Are you not danzzling on the age of a vulcano? Siar, I am deed.

Finnegans Wake, 89

He who acts defeats his own purpose; he who grasps loses.

Tao Te Ching 64 (Feng/English)

Procrastinate now!

— anon.


Actual psychological closure in everyday life is a matter of minding what you are doing: in that condition, the practiception circuit is closed and the current flows freely. But human minds tend to wander.

According to a recent study published in Science by Harvard University psychologists Matthew Killingsworth and Daniel Gilbert, almost half our waking thoughts have little relation to what we’re currently doing. Although in general it’s clearly useful to be able to think about things that aren’t present here and now, and although mind wandering in particular can facilitate creative problem solving, it is also linked to negative emotions and unhappiness. As psychologist Jonathan Smallwood and his colleagues have shown, negative moods lead the mind to wander. As Killingsworth and Gilbert discovered, people are less happy when their minds are wandering than when they’re focusing on what they’re doing. Furthermore, although people are more likely to mind wander to pleasant topics than to unpleasant or neutral ones, people are no happier when thinking about pleasant topics than when they focus on the task at hand, and they’re less happy when they mind wander to neutral topics than when they focus on their current activity.
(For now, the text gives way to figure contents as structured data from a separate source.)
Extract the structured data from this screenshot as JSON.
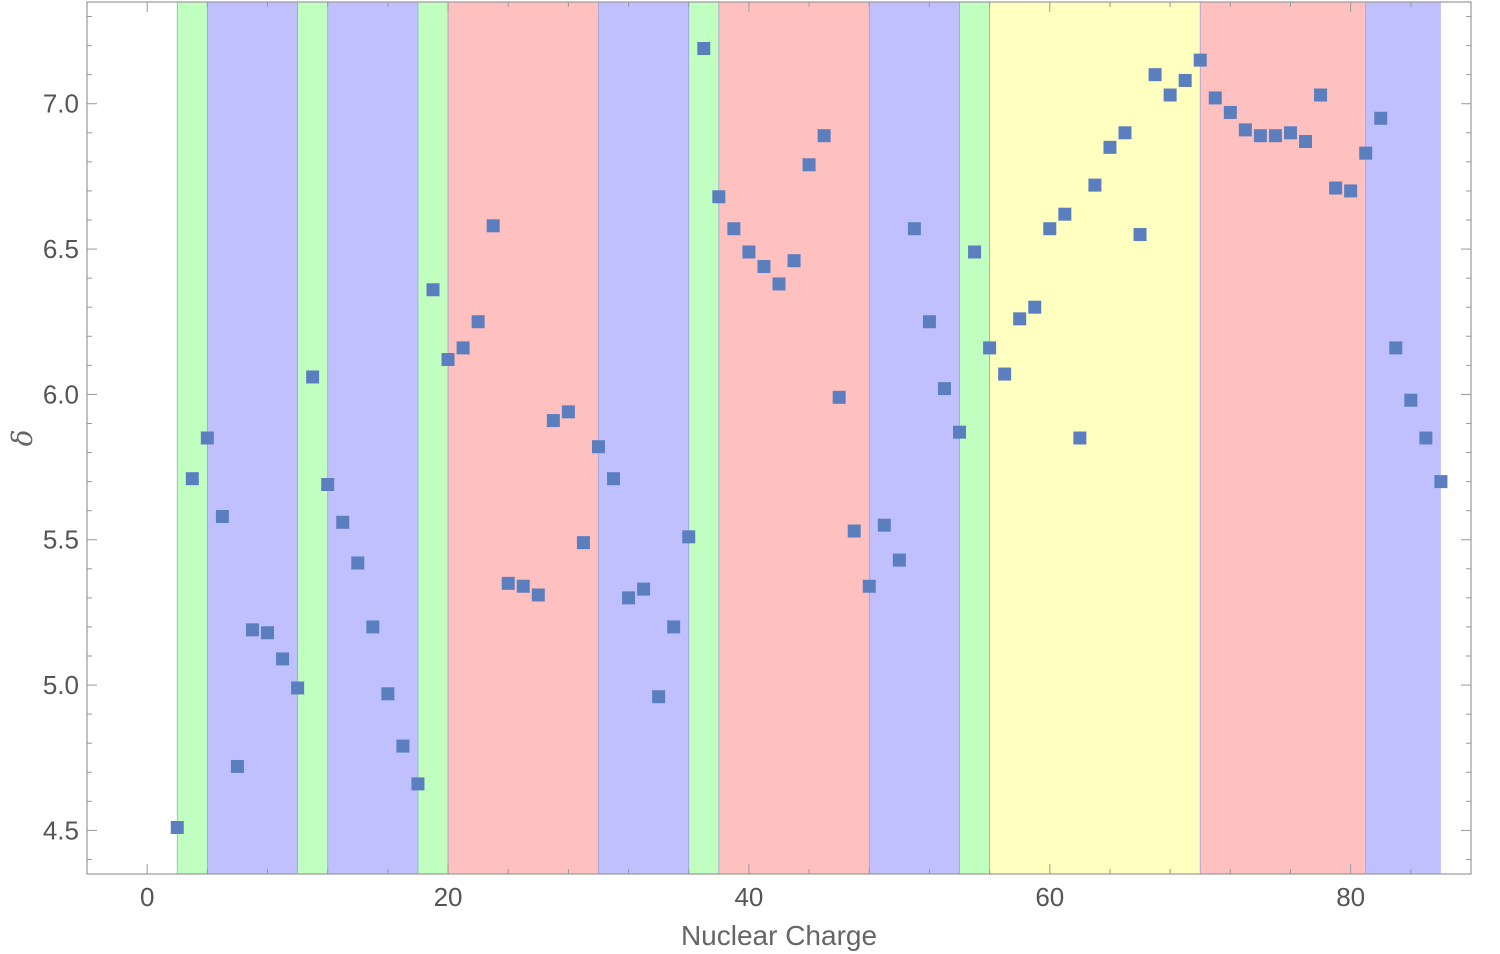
{
  "chart_data": {
    "type": "scatter",
    "xlabel": "Nuclear Charge",
    "ylabel": "δ",
    "xlim": [
      -4,
      88
    ],
    "ylim": [
      4.35,
      7.35
    ],
    "xticks": [
      0,
      20,
      40,
      60,
      80
    ],
    "yticks": [
      4.5,
      5.0,
      5.5,
      6.0,
      6.5,
      7.0
    ],
    "xtick_labels": [
      "0",
      "20",
      "40",
      "60",
      "80"
    ],
    "ytick_labels": [
      "4.5",
      "5.0",
      "5.5",
      "6.0",
      "6.5",
      "7.0"
    ],
    "grid": false,
    "marker": "square",
    "marker_color": "#5b7fbe",
    "bands": [
      {
        "x0": 2,
        "x1": 4,
        "color": "#c0ffc0"
      },
      {
        "x0": 4,
        "x1": 10,
        "color": "#c0c0ff"
      },
      {
        "x0": 10,
        "x1": 12,
        "color": "#c0ffc0"
      },
      {
        "x0": 12,
        "x1": 18,
        "color": "#c0c0ff"
      },
      {
        "x0": 18,
        "x1": 20,
        "color": "#c0ffc0"
      },
      {
        "x0": 20,
        "x1": 30,
        "color": "#ffc0c0"
      },
      {
        "x0": 30,
        "x1": 36,
        "color": "#c0c0ff"
      },
      {
        "x0": 36,
        "x1": 38,
        "color": "#c0ffc0"
      },
      {
        "x0": 38,
        "x1": 48,
        "color": "#ffc0c0"
      },
      {
        "x0": 48,
        "x1": 54,
        "color": "#c0c0ff"
      },
      {
        "x0": 54,
        "x1": 56,
        "color": "#c0ffc0"
      },
      {
        "x0": 56,
        "x1": 70,
        "color": "#ffffc0"
      },
      {
        "x0": 70,
        "x1": 81,
        "color": "#ffc0c0"
      },
      {
        "x0": 81,
        "x1": 86,
        "color": "#c0c0ff"
      }
    ],
    "x": [
      2,
      3,
      4,
      5,
      6,
      7,
      8,
      9,
      10,
      11,
      12,
      13,
      14,
      15,
      16,
      17,
      18,
      19,
      20,
      21,
      22,
      23,
      24,
      25,
      26,
      27,
      28,
      29,
      30,
      31,
      32,
      33,
      34,
      35,
      36,
      37,
      38,
      39,
      40,
      41,
      42,
      43,
      44,
      45,
      46,
      47,
      48,
      49,
      50,
      51,
      52,
      53,
      54,
      55,
      56,
      57,
      58,
      59,
      60,
      61,
      62,
      63,
      64,
      65,
      66,
      67,
      68,
      69,
      70,
      71,
      72,
      73,
      74,
      75,
      76,
      77,
      78,
      79,
      80,
      81,
      82,
      83,
      84,
      85,
      86
    ],
    "y": [
      4.51,
      5.71,
      5.85,
      5.58,
      4.72,
      5.19,
      5.18,
      5.09,
      4.99,
      6.06,
      5.69,
      5.56,
      5.42,
      5.2,
      4.97,
      4.79,
      4.66,
      6.36,
      6.12,
      6.16,
      6.25,
      6.58,
      5.35,
      5.34,
      5.31,
      5.91,
      5.94,
      5.49,
      5.82,
      5.71,
      5.3,
      5.33,
      4.96,
      5.2,
      5.51,
      7.19,
      6.68,
      6.57,
      6.49,
      6.44,
      6.38,
      6.46,
      6.79,
      6.89,
      5.99,
      5.53,
      5.34,
      5.55,
      5.43,
      6.57,
      6.25,
      6.02,
      5.87,
      6.49,
      6.16,
      6.07,
      6.26,
      6.3,
      6.57,
      6.62,
      5.85,
      6.72,
      6.85,
      6.9,
      6.55,
      7.1,
      7.03,
      7.08,
      7.15,
      7.02,
      6.97,
      6.91,
      6.89,
      6.89,
      6.9,
      6.87,
      7.03,
      6.71,
      6.7,
      6.83,
      6.95,
      6.16,
      5.98,
      5.85,
      5.7
    ]
  }
}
As Killingsworth and Gilbert conclude, “a human mind is a wandering mind, and a wandering mind is an unhappy mind. The ability to think about what is not happening is a cognitive achievement that comes at an emotional cost.”

— Evan Thompson (2014, Kindle Locations 7177-7190)
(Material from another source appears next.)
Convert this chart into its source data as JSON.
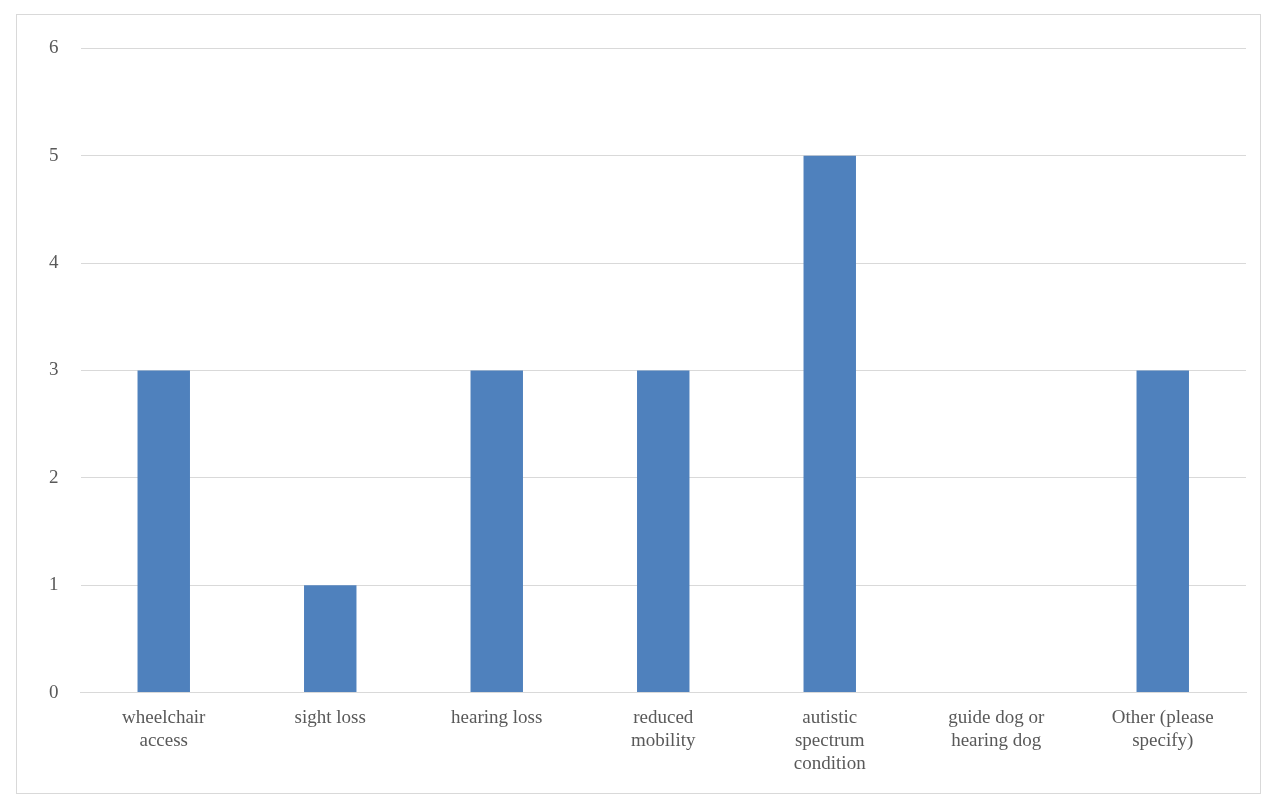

Even when you think about what you are doing, instead of focusing on doing it, your mind is beginning to wander … unless you focus philosophically, becoming a beginner.

Enough already

You can’t have everything. Where would you put it?

— Steven Wright

To have plenty is to be perplexed.

Tao Te Ching 22 (Chan)

In a consumer society there are inevitably two kinds of slaves: the prisoners of addiction and the prisoners of envy.

— Ivan Illich, Tools for Conviviality (1973), Ch. 3

Anybody that competes with slaves becomes a slave.

— Vonnegut, Player Piano

Every need got an ego to feed.

— Bob Marley

And whoso is saved from his own greed, such are the successful.

Qur’án 64:16 (Pickthall)

A man is rich in proportion to the number of things he can afford to let alone.

Thoreau, Walden, chp. 2

There is no greater sin than desire,
No creater curse than discontent,
No greater misfortune than wanting something for oneself.
Therefore he who knows that enough is enough will always have enough.

Tao Te Ching 46 (Feng/English)

The nexus of experience

Experience is what happens just before you notice that something just happened.
Afterwards, “the experience” is what you happen to remember.
Until you notice that remembering is happening.
Or you notice that you are dreaming.
Then you can really dream.
Or you can wake up.
But how do you know that you won’t wake up again?
Or wake further up?
Remember not knowing? The nexperience comes to pass.